I know I likely will never use these music books, but I simply cannot bear to recycle or throw away sheet music!
Recently, I sat down to come up with some ways to repurpose these old tunes. And while Pinterest is full of crafty sorts of ideas that require vats of mod podge (and vats of patience) I decided to stay away from the crafty approach and instead attempt to figure out how I could use this retired music as a teaching tool.
After a little brainstorming, I came up with 7 ways to breathe new life into old sheet music… and turn our piano kids into sight-reading superstars at the same time!
7 Ways To Repurpose Old Sheet Music Into Sight- Reading Fun
- Colorful Note Reading: Cut out one line from any old music book and tape it to a blank sheet of paper. Draw a “legend” on the paper using a variety of marks. For example: red = G, green = D, yellow = B. Instruct your students to use the “key” to identify and color the corresponding notes in the line of music.

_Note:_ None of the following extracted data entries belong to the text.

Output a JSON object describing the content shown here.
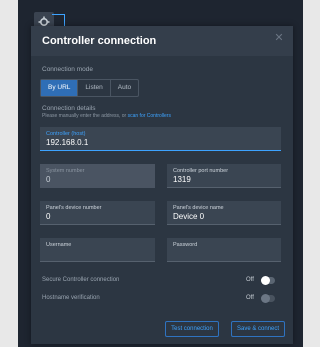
{
  "dialog": {
    "title": "Controller connection",
    "close_icon": "close-icon"
  },
  "connection_mode": {
    "label": "Connection mode",
    "options": [
      "By URL",
      "Listen",
      "Auto"
    ],
    "selected": "By URL"
  },
  "connection_details": {
    "label": "Connection details",
    "hint_prefix": "Please manually enter the address, or",
    "hint_link": "scan for Controllers"
  },
  "fields": {
    "controller_host": {
      "label": "Controller (host)",
      "value": "192.168.0.1"
    },
    "system_number": {
      "label": "System number",
      "value": "0"
    },
    "controller_port": {
      "label": "Controller port number",
      "value": "1319"
    },
    "panel_device_number": {
      "label": "Panel's device number",
      "value": "0"
    },
    "panel_device_name": {
      "label": "Panel's device name",
      "value": "Device 0"
    },
    "username": {
      "label": "Username",
      "value": ""
    },
    "password": {
      "label": "Password",
      "value": ""
    }
  },
  "toggles": {
    "secure": {
      "label": "Secure Controller connection",
      "state": "Off"
    },
    "hostname": {
      "label": "Hostname verification",
      "state": "Off"
    }
  },
  "buttons": {
    "test": "Test connection",
    "save": "Save & connect"
  },
  "colors": {
    "accent": "#3da3ff",
    "selected_segment": "#2f6eb6",
    "dialog_bg": "#2c3642"
  }
}
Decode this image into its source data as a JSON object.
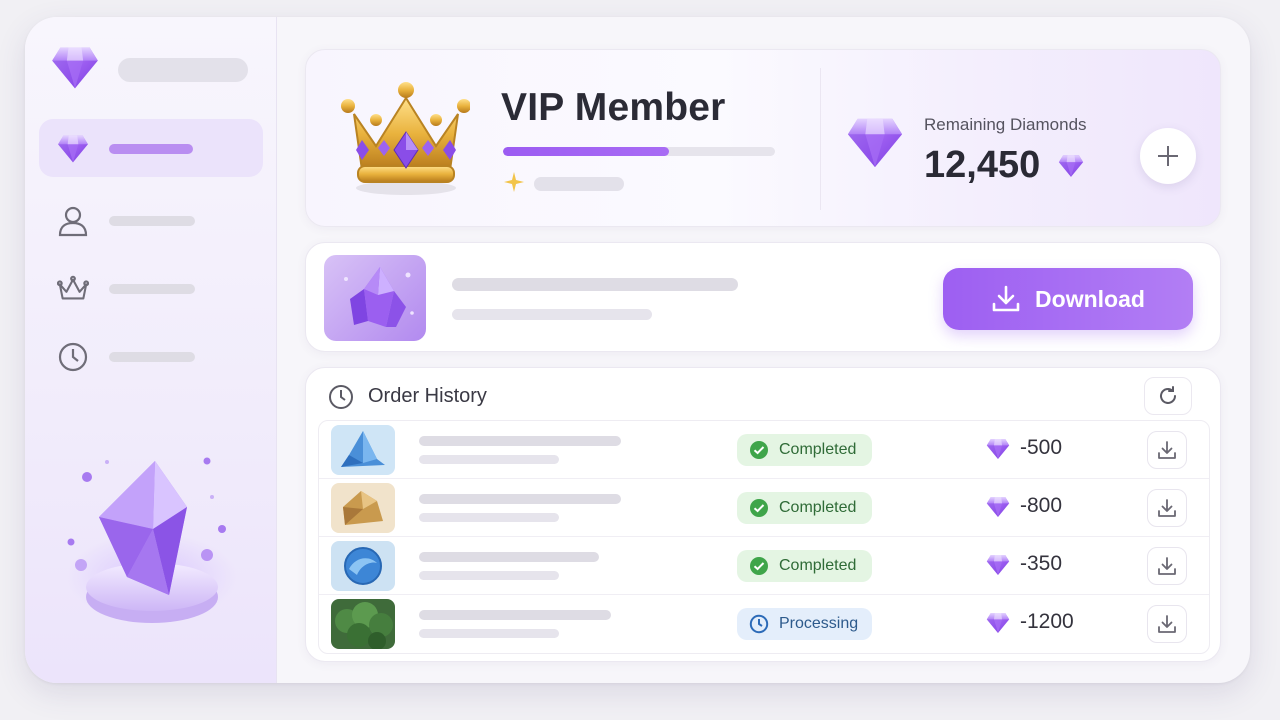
{
  "vip": {
    "title": "VIP Member",
    "progress": 0.61
  },
  "balance": {
    "label": "Remaining Diamonds",
    "value": "12,450"
  },
  "download": {
    "button_label": "Download"
  },
  "orders": {
    "title": "Order History",
    "rows": [
      {
        "thumb": "ice-crystal",
        "status": "Completed",
        "status_type": "completed",
        "amount": "-500"
      },
      {
        "thumb": "gold-rock",
        "status": "Completed",
        "status_type": "completed",
        "amount": "-800"
      },
      {
        "thumb": "water-orb",
        "status": "Completed",
        "status_type": "completed",
        "amount": "-350"
      },
      {
        "thumb": "forest",
        "status": "Processing",
        "status_type": "processing",
        "amount": "-1200"
      }
    ]
  },
  "colors": {
    "accent": "#9d5ff2",
    "completed_bg": "#e4f5e3",
    "processing_bg": "#e4eefb"
  },
  "icons": {
    "sidebar": [
      "diamond-icon",
      "user-icon",
      "crown-icon",
      "clock-icon"
    ]
  }
}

- Chord Progression Identification: Give your students a red pen and a page of music from an old book. Have them identify the primary chords of the key in which the music is written and then label the I, IV, and V chords in the piece, circling the chord tones found within each measure.
- Composition Starters: Cut out a few measures from the first line of music from an old book and paste it on the top of blank staff paper. Have your students sight-read the snippet. Next help them use the musical ideas from the measures (melodic choices, rhythm, motives etc) to create a “mini-composition” that acts as a short continuation from the measures they were given that is completely their own.
- Rock Around the Clock: Cut out 12 one-measure snippets from a piece of old music. Write the time signature and key signature at the top of the page (as some measures will be missing this information). Tape the measures in a circle on a blank piece of paper – labelling them 1 through 12 (like a clock face). Call out each number (working your way around the clock in order). As you call out each number, have your students sight-read the corresponding measure. Can your students “rock around the clock” without making a mistake?
- Create a Lead Sheet: Cut out a line of music from an old book and then cut it into two halves, keeping only the treble clef line. Paste the treble clef line to a piece of paper. Next, help your students turn it into a lead sheet; discovering the chords that “fit” with each measure and writing the corresponding chord symbol on top of the staff. Create various LH accompaniments for the new lead sheet allowing your students to experiment with various rhythmic patterns.
- Guess the Time Signature: Cut out three lines of music from different piano pieces. Cut off any measures that contain the time signature. Hand each line of music to your students one at a time. Have them attempt to guess the time signature of each piece.
- The Great Piano Piece Puzzle: Cut out four consecutive measures from a single piece so that you have four one-measure chunks. Place the chunks in the correct order on the music stand. Have your students sight-read the chunks in their correct order. Next, mix the measures up so that they are out of order and place them back in a row on the music stand. Can your students put the four measures back into the correct order?